Scaglia vende La Perla al private equity Sapinda I timori del sindacato
Il fondo di private equity guidato dal controverso finanziere Lars Windhorst. Con grossi investimenti nell’immobiliare, ma non nel lusso. Sapinda si prende tutta La Perla, il gioiellino made in Italy della lingerie di alta gamma. Il venditore è la famiglia Scaglia, socio di controllo della holding. Il prezzo non è stato comunicato, ma occorre considerare i 300 milioni di investimenti di questi ultimi quattro anni per potenziare la rete commerciale, oltre ai 69 milioni con i quali il fondatore di Fastweb aveva comprato la società dal Tribunale di Bologna al termine della procedura di concordato.
L’annuncio dell’operazione ha colto di sorpresa tutti. Soprattutto i sindacati che in questi ultimi due mesi avevano visto diversi manager di Fosun in vista di una possibile acquisizione da parte della conglomerata cinese, che controlla Caruso, John Knits e Tom Tailor e l’ex palazzo Unicredit a Milano, oltre che Club Med. Fosun però era vista con sospetto per le sue possibili mire di delocalizzazione.

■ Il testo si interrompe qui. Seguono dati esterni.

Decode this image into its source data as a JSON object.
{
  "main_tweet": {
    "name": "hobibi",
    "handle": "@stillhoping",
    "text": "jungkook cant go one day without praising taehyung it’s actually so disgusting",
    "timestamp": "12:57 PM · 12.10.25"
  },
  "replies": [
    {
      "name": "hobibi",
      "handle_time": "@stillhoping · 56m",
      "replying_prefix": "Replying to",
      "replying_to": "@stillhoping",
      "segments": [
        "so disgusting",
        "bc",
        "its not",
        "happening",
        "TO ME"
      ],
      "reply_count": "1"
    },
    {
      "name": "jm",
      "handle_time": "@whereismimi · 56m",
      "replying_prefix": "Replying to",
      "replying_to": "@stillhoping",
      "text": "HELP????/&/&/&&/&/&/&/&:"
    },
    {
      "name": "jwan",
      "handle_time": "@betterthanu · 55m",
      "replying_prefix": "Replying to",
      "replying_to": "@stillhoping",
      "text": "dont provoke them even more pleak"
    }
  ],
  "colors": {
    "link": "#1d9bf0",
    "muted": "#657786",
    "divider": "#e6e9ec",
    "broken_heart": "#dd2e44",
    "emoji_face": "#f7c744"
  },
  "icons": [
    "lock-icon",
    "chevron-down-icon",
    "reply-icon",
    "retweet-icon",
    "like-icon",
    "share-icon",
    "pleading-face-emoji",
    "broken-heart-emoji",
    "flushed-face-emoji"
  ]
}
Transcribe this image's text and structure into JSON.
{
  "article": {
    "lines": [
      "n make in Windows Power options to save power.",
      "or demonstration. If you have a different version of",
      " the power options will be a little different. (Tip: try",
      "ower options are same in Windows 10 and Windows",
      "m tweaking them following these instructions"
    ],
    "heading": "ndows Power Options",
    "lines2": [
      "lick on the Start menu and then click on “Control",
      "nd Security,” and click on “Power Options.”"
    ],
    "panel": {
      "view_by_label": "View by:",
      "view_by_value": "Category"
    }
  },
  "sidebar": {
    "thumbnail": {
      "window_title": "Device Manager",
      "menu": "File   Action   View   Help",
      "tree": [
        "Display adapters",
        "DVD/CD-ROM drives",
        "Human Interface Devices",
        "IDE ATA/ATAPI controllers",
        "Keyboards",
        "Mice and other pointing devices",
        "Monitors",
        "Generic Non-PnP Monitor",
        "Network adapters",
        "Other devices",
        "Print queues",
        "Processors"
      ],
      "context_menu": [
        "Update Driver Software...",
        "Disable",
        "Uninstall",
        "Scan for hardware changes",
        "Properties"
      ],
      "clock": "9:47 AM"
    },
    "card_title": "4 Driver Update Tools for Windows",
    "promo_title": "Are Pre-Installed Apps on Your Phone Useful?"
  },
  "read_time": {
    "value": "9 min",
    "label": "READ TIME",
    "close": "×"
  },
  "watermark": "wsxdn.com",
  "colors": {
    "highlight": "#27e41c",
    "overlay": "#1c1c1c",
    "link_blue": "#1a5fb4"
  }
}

Fonti vicine al dossier rilevano che la fase del negoziato in esclusiva con i cinesi però era terminato e Silvio Scaglia si è sentito libero di trattare con il fondo Sapinda per spuntare i dipendenti che lavorano nel gruppo La Perla tra le sedi in Italia e quelle all’estero condizioni migliori. Roberto Guarinoni, segretario Filctemcgil di Bologna, dice che «i nuovi acquirenti sono sconosciuti nel mondo del lusso, per cui abbiamo diversi interrogativi sulla loro capacità di dare un solido sviluppo» a La Perla. Che ha oltre 1.500 dipendenti, il quartier generale a Londra, ma il cuore produttivo a Bologna, dove tra operai, creativi e rete commerciale sono in 650. Il gruppo ha aperto negli ultimi anni nuove boutique, che oggi sono a quota 150 monomarca, in posizioni strategiche come via Montenapoleone a Milano, Rodeo Drive a Los Angeles e Aoyama a Tokyo.
Gli interrogativi su Sapinda vertono sulla figura di Windhorst che è stato oggetto di indagini per le attività finanziarie riconducibili ad un veicolo d’investimento con sede in Lussemburgo. La società di consulenza Deloitte ha abbandonato la revisione dei conti un anno fa perché «il fondo aveva fornito informazioni deliberatamente false».